Tensioni nel Pd – Dopo le polemiche nel partito dopo il voto alle primarie di Genova, oggi continua a salire la tensione dopo i risultati del voto di ieri a Palermo, dove il candidato di Bersani, Rita Borsellino, ha perso le primarie a vantaggio di Ferrandelli.
C’è chi nel Pd mette in discussione anche l’alleanza con Vendola e Di Pietro, un’alleanza che secondo Letta rappresenta “il passato. I nostri elettori e militanti a Palermo ci hanno chiesto altro, un accordo di altro genere, che guardi al centro. E’ cambiato tutto, dopo Monti nulla è come prima. Le alleanze e il futuro si costruiscono sulle cose da fare“.
E’ indecente che si cerchi di strumentalizzare i risultati delle primarie di Palermo per vicende nazionali. Mi sembra una chiara mancanza di rispetto, sia nei confronti dell’autonomia del partito che degli elettori palermitani, i quali hanno il diritto di discutere con serenità su coloro che vogliono eleggere per la guida della loro città“, è il commento di Orfini, sempre del Pd.

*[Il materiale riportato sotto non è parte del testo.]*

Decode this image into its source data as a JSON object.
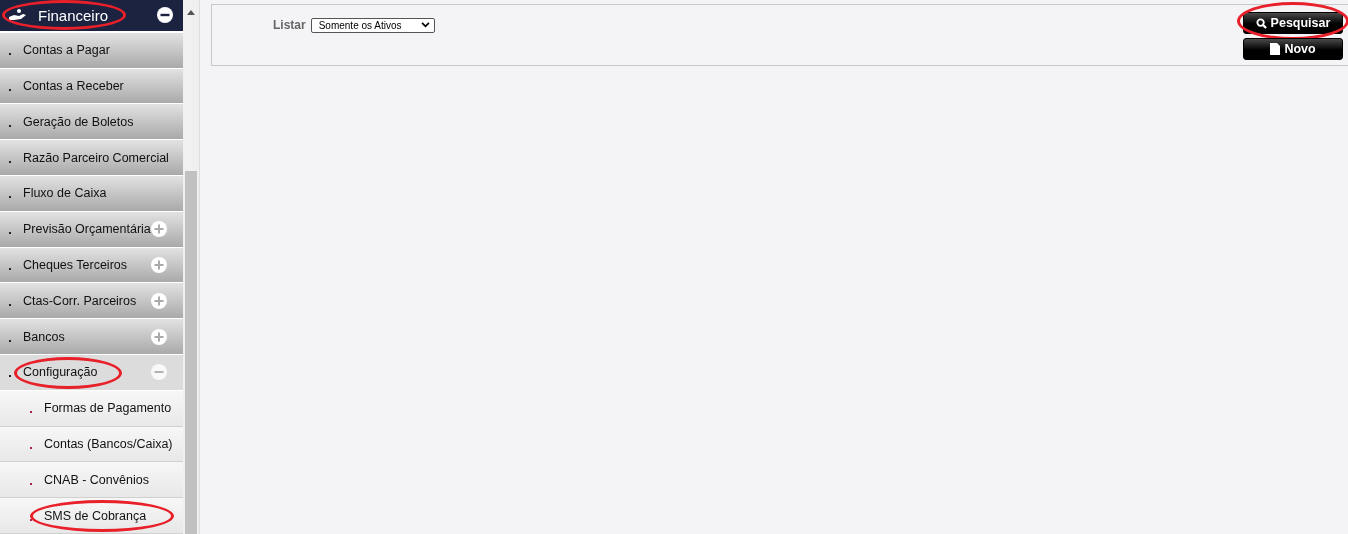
{
  "sidebar": {
    "header": {
      "title": "Financeiro",
      "expanded": true,
      "circled": true
    },
    "items": [
      {
        "label": "Contas a Pagar",
        "kind": "link",
        "circled": false
      },
      {
        "label": "Contas a Receber",
        "kind": "link",
        "circled": false
      },
      {
        "label": "Geração de Boletos",
        "kind": "link",
        "circled": false
      },
      {
        "label": "Razão Parceiro Comercial",
        "kind": "link",
        "circled": false
      },
      {
        "label": "Fluxo de Caixa",
        "kind": "link",
        "circled": false
      },
      {
        "label": "Previsão Orçamentária",
        "kind": "group",
        "expanded": false,
        "circled": false
      },
      {
        "label": "Cheques Terceiros",
        "kind": "group",
        "expanded": false,
        "circled": false
      },
      {
        "label": "Ctas-Corr. Parceiros",
        "kind": "group",
        "expanded": false,
        "circled": false
      },
      {
        "label": "Bancos",
        "kind": "group",
        "expanded": false,
        "circled": false
      },
      {
        "label": "Configuração",
        "kind": "group",
        "expanded": true,
        "circled": true,
        "children": [
          {
            "label": "Formas de Pagamento",
            "circled": false
          },
          {
            "label": "Contas (Bancos/Caixa)",
            "circled": false
          },
          {
            "label": "CNAB - Convênios",
            "circled": false
          },
          {
            "label": "SMS de Cobrança",
            "circled": true
          }
        ]
      }
    ]
  },
  "filter": {
    "label": "Listar",
    "value": "Somente os Ativos"
  },
  "buttons": [
    {
      "label": "Pesquisar",
      "kind": "search",
      "circled": true
    },
    {
      "label": "Novo",
      "kind": "new",
      "circled": false
    }
  ]
}
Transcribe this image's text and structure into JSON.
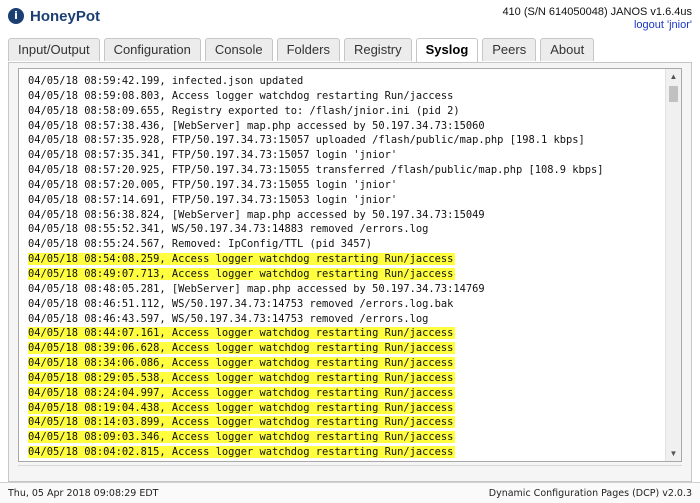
{
  "header": {
    "app_title": "HoneyPot",
    "logo_glyph": "i",
    "device_info": "410 (S/N 614050048) JANOS v1.6.4us",
    "logout_label": "logout 'jnior'"
  },
  "tabs": [
    {
      "label": "Input/Output",
      "active": false
    },
    {
      "label": "Configuration",
      "active": false
    },
    {
      "label": "Console",
      "active": false
    },
    {
      "label": "Folders",
      "active": false
    },
    {
      "label": "Registry",
      "active": false
    },
    {
      "label": "Syslog",
      "active": true
    },
    {
      "label": "Peers",
      "active": false
    },
    {
      "label": "About",
      "active": false
    }
  ],
  "log": {
    "highlight_color": "#ffff40",
    "lines": [
      {
        "text": "04/05/18 08:59:42.199, infected.json updated",
        "highlight": false
      },
      {
        "text": "04/05/18 08:59:08.803, Access logger watchdog restarting Run/jaccess",
        "highlight": false
      },
      {
        "text": "04/05/18 08:58:09.655, Registry exported to: /flash/jnior.ini (pid 2)",
        "highlight": false
      },
      {
        "text": "04/05/18 08:57:38.436, [WebServer] map.php accessed by 50.197.34.73:15060",
        "highlight": false
      },
      {
        "text": "04/05/18 08:57:35.928, FTP/50.197.34.73:15057 uploaded /flash/public/map.php [198.1 kbps]",
        "highlight": false
      },
      {
        "text": "04/05/18 08:57:35.341, FTP/50.197.34.73:15057 login 'jnior'",
        "highlight": false
      },
      {
        "text": "04/05/18 08:57:20.925, FTP/50.197.34.73:15055 transferred /flash/public/map.php [108.9 kbps]",
        "highlight": false
      },
      {
        "text": "04/05/18 08:57:20.005, FTP/50.197.34.73:15055 login 'jnior'",
        "highlight": false
      },
      {
        "text": "04/05/18 08:57:14.691, FTP/50.197.34.73:15053 login 'jnior'",
        "highlight": false
      },
      {
        "text": "04/05/18 08:56:38.824, [WebServer] map.php accessed by 50.197.34.73:15049",
        "highlight": false
      },
      {
        "text": "04/05/18 08:55:52.341, WS/50.197.34.73:14883 removed /errors.log",
        "highlight": false
      },
      {
        "text": "04/05/18 08:55:24.567, Removed: IpConfig/TTL (pid 3457)",
        "highlight": false
      },
      {
        "text": "04/05/18 08:54:08.259, Access logger watchdog restarting Run/jaccess",
        "highlight": true
      },
      {
        "text": "04/05/18 08:49:07.713, Access logger watchdog restarting Run/jaccess",
        "highlight": true
      },
      {
        "text": "04/05/18 08:48:05.281, [WebServer] map.php accessed by 50.197.34.73:14769",
        "highlight": false
      },
      {
        "text": "04/05/18 08:46:51.112, WS/50.197.34.73:14753 removed /errors.log.bak",
        "highlight": false
      },
      {
        "text": "04/05/18 08:46:43.597, WS/50.197.34.73:14753 removed /errors.log",
        "highlight": false
      },
      {
        "text": "04/05/18 08:44:07.161, Access logger watchdog restarting Run/jaccess",
        "highlight": true
      },
      {
        "text": "04/05/18 08:39:06.628, Access logger watchdog restarting Run/jaccess",
        "highlight": true
      },
      {
        "text": "04/05/18 08:34:06.086, Access logger watchdog restarting Run/jaccess",
        "highlight": true
      },
      {
        "text": "04/05/18 08:29:05.538, Access logger watchdog restarting Run/jaccess",
        "highlight": true
      },
      {
        "text": "04/05/18 08:24:04.997, Access logger watchdog restarting Run/jaccess",
        "highlight": true
      },
      {
        "text": "04/05/18 08:19:04.438, Access logger watchdog restarting Run/jaccess",
        "highlight": true
      },
      {
        "text": "04/05/18 08:14:03.899, Access logger watchdog restarting Run/jaccess",
        "highlight": true
      },
      {
        "text": "04/05/18 08:09:03.346, Access logger watchdog restarting Run/jaccess",
        "highlight": true
      },
      {
        "text": "04/05/18 08:04:02.815, Access logger watchdog restarting Run/jaccess",
        "highlight": true
      }
    ]
  },
  "scrollbar": {
    "up_glyph": "▲",
    "down_glyph": "▼"
  },
  "footer": {
    "timestamp": "Thu, 05 Apr 2018 09:08:29 EDT",
    "version": "Dynamic Configuration Pages (DCP) v2.0.3"
  }
}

Ha vinto Ferrandelli e tutti lo sosteniamo. E’ infine evidente che il risultato indichi una direzione dello schema politico cittadino sul quale il centrosinistra intende costruire la vittoria elettorale del 6 maggio: l’allargamento dei confini della coalizione che ha sostenuto Rita Borsellino con la capacità di espansione di Fabrizio Ferrandelli“.

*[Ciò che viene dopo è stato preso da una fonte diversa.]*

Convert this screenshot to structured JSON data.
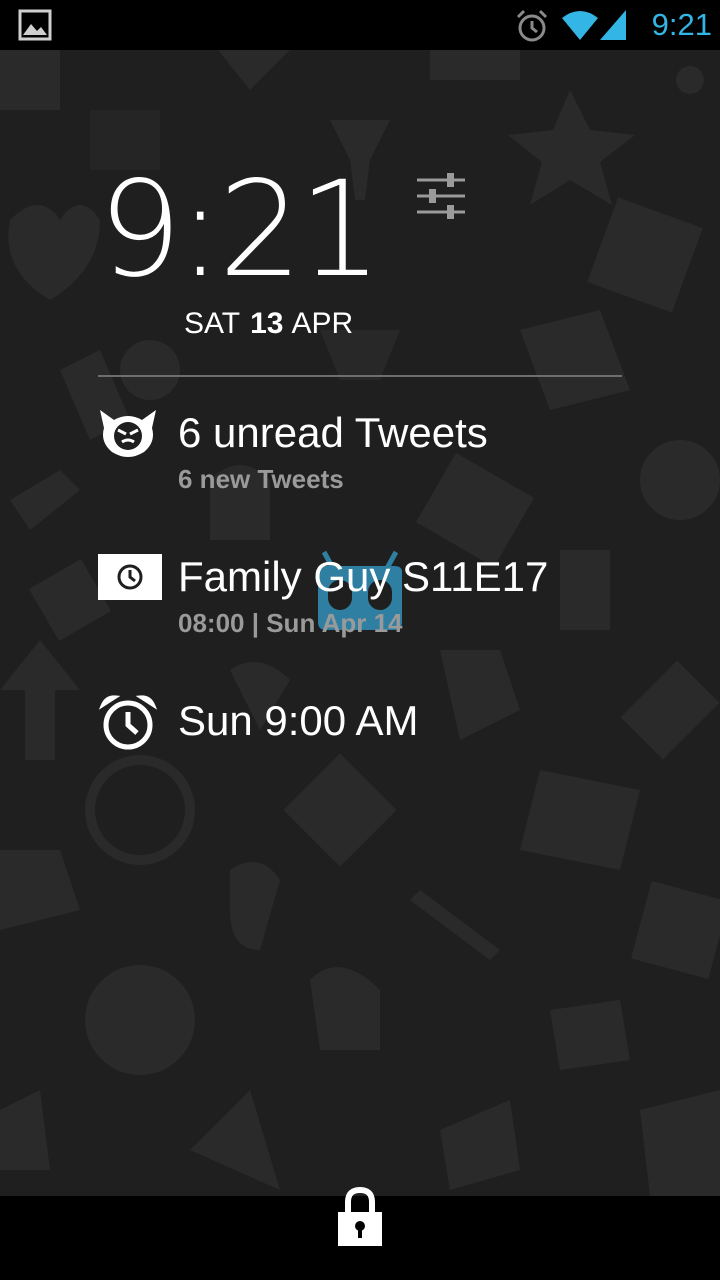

La linea moderata – C’è anche chi nel Partito Democratico cerca di abbassare i toni, come Gentiloni: “Le ragioni sono locali, a Palermo, Milano, Napoli, Genova. Ma il problema del Pd è nazionale. Discutiamone, senza accusare le primarie”.
Quello che è certo, è che qualcosa probabilmente cambierà nel Pd, il voto di Genova e quello di Palermo vanno a sommarsi alle scorse primarie di Milano, dove il candidato di Sel, Pisapia, trionfò sugli altri candidati e al voto delle regionali in Puglia, dove Vendola sconfisse il candidato del Pd.